Isn’t George’s deafness meant as a metaphor for Palestinians in general?

I guess the deafness could be read as more of a sign of some kind of disadvantage you happen to be born into and that you have to overcome, and clearly if you happen to be born in Ramallah versus Tel Aviv, you start at a disadvantage. Yet George isn’t just a lie-down-and-take-it victim. He’s found a way for himself in the world, though he gets into trouble, of course, but not really of his own making.

Do you find it hard to create foreign characters?

Not really, for the same reason that I don’t feel that it’s hard to write from a woman or from any other perspective that isn’t mine. Until very recently, I was teaching English as a second language part time, so I met a lot of immigrants from all over the world. It doesn’t matter if your class is Chinese, Arabic, Russian, or Spanish—there’s the class clown, there’s the brain, there’s the tattler—I’m talking about adults here—you see the same things again and again.

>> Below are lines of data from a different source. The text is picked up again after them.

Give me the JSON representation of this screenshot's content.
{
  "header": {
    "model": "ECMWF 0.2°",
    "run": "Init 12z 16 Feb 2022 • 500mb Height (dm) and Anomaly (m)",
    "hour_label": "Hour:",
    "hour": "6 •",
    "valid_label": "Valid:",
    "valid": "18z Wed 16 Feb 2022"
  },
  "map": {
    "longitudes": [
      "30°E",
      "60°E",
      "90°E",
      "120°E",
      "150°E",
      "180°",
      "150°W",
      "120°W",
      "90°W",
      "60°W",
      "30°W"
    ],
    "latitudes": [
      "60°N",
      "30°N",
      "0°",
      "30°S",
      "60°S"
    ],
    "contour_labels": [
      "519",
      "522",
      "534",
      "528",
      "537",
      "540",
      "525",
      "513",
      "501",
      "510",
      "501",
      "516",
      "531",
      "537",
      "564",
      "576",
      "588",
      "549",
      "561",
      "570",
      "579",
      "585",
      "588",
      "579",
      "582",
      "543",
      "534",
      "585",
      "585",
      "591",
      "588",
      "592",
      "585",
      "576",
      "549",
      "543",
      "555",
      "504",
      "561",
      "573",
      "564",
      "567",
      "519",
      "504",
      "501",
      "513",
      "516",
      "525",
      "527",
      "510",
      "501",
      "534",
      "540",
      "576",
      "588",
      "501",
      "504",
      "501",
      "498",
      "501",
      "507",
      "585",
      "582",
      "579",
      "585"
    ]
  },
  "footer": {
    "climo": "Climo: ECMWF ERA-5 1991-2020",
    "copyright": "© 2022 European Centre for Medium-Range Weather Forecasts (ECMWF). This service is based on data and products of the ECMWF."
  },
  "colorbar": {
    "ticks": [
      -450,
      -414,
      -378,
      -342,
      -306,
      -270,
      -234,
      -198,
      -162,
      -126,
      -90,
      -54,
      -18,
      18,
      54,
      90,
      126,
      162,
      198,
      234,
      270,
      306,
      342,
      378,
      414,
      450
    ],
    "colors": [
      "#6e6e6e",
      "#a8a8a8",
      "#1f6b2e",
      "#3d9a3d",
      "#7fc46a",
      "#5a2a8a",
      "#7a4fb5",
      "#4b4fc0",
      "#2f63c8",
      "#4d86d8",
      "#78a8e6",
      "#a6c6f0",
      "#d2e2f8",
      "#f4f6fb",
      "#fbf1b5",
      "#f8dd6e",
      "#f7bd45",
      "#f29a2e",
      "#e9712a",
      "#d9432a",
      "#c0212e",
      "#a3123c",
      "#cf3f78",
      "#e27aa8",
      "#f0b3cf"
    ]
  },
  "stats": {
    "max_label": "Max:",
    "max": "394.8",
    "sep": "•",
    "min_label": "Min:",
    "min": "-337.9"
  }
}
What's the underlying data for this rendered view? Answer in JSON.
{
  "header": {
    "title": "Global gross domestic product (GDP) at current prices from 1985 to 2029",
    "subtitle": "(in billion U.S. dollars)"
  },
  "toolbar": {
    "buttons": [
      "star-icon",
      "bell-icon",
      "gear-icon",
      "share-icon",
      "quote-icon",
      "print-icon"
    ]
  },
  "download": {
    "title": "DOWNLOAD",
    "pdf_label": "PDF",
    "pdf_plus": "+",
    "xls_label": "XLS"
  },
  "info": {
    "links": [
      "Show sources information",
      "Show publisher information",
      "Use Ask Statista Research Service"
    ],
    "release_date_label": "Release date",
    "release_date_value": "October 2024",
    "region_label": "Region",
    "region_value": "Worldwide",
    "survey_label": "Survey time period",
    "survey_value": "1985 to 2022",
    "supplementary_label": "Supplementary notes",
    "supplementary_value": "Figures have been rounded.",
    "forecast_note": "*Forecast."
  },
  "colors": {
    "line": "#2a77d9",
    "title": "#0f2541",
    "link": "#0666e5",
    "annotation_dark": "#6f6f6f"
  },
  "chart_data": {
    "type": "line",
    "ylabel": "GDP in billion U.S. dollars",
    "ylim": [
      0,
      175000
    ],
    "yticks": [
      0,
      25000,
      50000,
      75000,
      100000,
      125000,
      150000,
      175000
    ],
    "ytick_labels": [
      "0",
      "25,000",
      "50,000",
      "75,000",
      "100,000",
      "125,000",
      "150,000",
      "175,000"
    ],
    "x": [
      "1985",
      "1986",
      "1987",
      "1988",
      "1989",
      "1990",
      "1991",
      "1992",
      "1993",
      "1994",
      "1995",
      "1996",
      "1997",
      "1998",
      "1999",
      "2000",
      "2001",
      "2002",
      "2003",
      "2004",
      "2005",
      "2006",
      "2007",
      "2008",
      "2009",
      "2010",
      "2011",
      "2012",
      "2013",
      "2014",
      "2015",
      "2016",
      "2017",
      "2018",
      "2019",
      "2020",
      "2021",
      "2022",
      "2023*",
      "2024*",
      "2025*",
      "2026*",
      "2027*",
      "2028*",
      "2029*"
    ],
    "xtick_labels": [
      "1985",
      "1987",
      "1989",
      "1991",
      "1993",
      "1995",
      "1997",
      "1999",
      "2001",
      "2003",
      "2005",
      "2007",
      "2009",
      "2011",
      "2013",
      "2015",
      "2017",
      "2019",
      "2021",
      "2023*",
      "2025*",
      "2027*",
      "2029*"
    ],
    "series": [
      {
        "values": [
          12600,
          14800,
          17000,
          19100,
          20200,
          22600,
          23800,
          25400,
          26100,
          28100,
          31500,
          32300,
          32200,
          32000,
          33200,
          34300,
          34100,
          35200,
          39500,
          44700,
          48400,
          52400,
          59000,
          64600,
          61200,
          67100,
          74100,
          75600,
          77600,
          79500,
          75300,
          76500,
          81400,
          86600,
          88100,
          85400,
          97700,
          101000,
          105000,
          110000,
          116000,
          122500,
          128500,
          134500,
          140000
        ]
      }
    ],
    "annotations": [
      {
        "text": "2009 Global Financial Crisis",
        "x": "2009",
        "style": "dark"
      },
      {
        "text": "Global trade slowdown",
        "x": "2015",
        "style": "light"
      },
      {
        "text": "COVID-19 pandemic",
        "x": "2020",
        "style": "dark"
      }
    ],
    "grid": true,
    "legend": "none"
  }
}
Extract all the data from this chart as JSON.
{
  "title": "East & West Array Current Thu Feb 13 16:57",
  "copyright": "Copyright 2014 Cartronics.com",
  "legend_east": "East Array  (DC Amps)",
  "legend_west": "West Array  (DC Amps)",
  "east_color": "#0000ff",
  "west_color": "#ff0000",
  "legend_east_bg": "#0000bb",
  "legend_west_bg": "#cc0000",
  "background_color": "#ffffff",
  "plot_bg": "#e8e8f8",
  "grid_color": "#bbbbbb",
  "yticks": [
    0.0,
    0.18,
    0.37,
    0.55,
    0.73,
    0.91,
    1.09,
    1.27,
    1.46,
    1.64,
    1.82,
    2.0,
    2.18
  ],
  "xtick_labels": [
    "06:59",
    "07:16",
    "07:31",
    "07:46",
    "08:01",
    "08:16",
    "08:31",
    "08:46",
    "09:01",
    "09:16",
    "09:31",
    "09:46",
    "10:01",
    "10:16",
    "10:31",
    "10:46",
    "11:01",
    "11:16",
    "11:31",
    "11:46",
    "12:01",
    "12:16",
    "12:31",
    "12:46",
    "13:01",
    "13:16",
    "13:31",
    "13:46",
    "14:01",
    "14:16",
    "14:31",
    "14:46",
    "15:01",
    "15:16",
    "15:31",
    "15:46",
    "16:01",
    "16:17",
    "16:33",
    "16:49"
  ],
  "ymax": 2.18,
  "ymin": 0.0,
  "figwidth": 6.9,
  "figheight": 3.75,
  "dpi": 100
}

I want to be able to write about universal issues, but through my particular perspective. Just as Sholem Asch wrote the definitive novel about the Russian Revolution, Three Cities. It is the novel about the Revolution, and it’s really a crime that it’s not more read today. He wrote it in Yiddish, and he’s a Jew writing about the politics of Russia, and all his characters are Jewish but he’s writing about all of Russia. And there’s no reason that that can’t happen. But we tend to want women to write books that are around the house and in the yard, we want Hispanics to write books in the barrio, we want gay people to write in the gay ghetto, and so on and so forth. There have been plenty of examples in literature of people who don’t obey the rules and come up with really interesting results, so let’s have it all.

Your next novel takes place in Berlin. What is it about?

Most people think of Berlin and they think about Nazi Germany, but in the past ten years, there’s been this huge influx of Russian Jews into Germany who’d been taking advantage of the liberal asylum law. So the Jewish community of Germany has gone from something like 10 or 20,000 to like, 250,000. And there’s an American expatriate couple who befriends one of these Russian Jews. He sort of takes a very charismatic role in both their lives.

You were asking before about writing about a foreign country, and I always tend to write—like I wrote about Prague after I came back from Prague, I wrote about Israel after I left Israel, and I’m trying to write about Germany while not being in Germany, and I think that distance is really important.